Prince never f**ked with the patriarchy, instead helping me realize I wield power solely because I am a woman. Vanity and Apollonia were his creations, yes, but they were strong and sexual and fun. I had no idea what a sex shooter was, but I too wanted to be part of the fembot army that had pussy control over Prince. I grew up hearing the sexiest man in the world quickly reassure his girlfriend that no matter how many things he wanted to do for her on “If I Was Your Girlfriend,” he didn’t think she was helpless and he wasn’t trying to manipulate her. I grew up hearing this man get giddy over monogamy, and it’s often made me think that I, and a whole bunch of us, gotta be doing it wrong since we’re so bored in it.
The way that we marvel over him was exactly the way he thought about us women. I know many men have their own stories about Prince, but he desired getting inside and then belonging to us. Of course he wanted to watch, so he sung and smirked and smoldered and swaggered his way into all of our bedrooms, soundtracking not just the sex we had, but the love we made. His adoration for women manifests itself in so many ways on Sign o’ the Times that listening, I knew I had the ability to flower into a gorgeous, omnipotent being, too. Because, see, actually being gorgeous was such a small part of what he was attracted to.

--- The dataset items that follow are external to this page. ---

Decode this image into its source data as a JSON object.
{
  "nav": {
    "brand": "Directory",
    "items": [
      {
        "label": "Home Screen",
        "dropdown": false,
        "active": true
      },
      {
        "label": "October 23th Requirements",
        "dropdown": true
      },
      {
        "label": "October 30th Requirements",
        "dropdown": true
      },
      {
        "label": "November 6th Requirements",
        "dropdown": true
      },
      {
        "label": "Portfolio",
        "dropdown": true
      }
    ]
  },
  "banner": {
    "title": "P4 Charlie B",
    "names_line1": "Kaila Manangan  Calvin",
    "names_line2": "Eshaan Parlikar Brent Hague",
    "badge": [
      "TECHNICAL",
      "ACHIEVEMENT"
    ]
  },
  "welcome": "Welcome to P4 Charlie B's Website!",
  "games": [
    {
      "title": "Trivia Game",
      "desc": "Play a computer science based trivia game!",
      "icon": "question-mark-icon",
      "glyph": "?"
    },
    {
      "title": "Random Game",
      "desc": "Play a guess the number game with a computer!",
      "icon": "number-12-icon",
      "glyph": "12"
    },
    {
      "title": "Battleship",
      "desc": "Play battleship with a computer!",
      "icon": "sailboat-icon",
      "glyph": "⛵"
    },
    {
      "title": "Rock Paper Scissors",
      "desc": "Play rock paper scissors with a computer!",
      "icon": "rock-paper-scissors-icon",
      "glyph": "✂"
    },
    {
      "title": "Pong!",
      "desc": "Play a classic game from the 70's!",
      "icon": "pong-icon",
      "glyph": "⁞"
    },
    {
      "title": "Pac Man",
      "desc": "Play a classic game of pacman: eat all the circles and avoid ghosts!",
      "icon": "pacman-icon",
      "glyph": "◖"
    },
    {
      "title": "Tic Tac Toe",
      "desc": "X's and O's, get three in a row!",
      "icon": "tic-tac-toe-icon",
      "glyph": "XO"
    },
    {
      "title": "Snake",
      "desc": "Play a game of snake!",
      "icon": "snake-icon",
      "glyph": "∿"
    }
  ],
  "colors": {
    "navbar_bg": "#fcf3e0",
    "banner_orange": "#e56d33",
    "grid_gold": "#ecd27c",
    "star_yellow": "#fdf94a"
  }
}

My mom recently sent me a bunch of photographs she found stashed in my drawers. I had this thing for about four pre-teen years where I took so many selfies I put Kim K to shame. I’d set the timer on my little point-and-shoot and pose, pout, splay myself across the bed like a motherf**ker. Sometimes I’d enlist my mom to snap a particularly complicated setup, and I laughed thinking how baby-me was not only so overtly sexual, but just so damn confident.
“Oh, you were always like that,” she said. “Remember Prince?”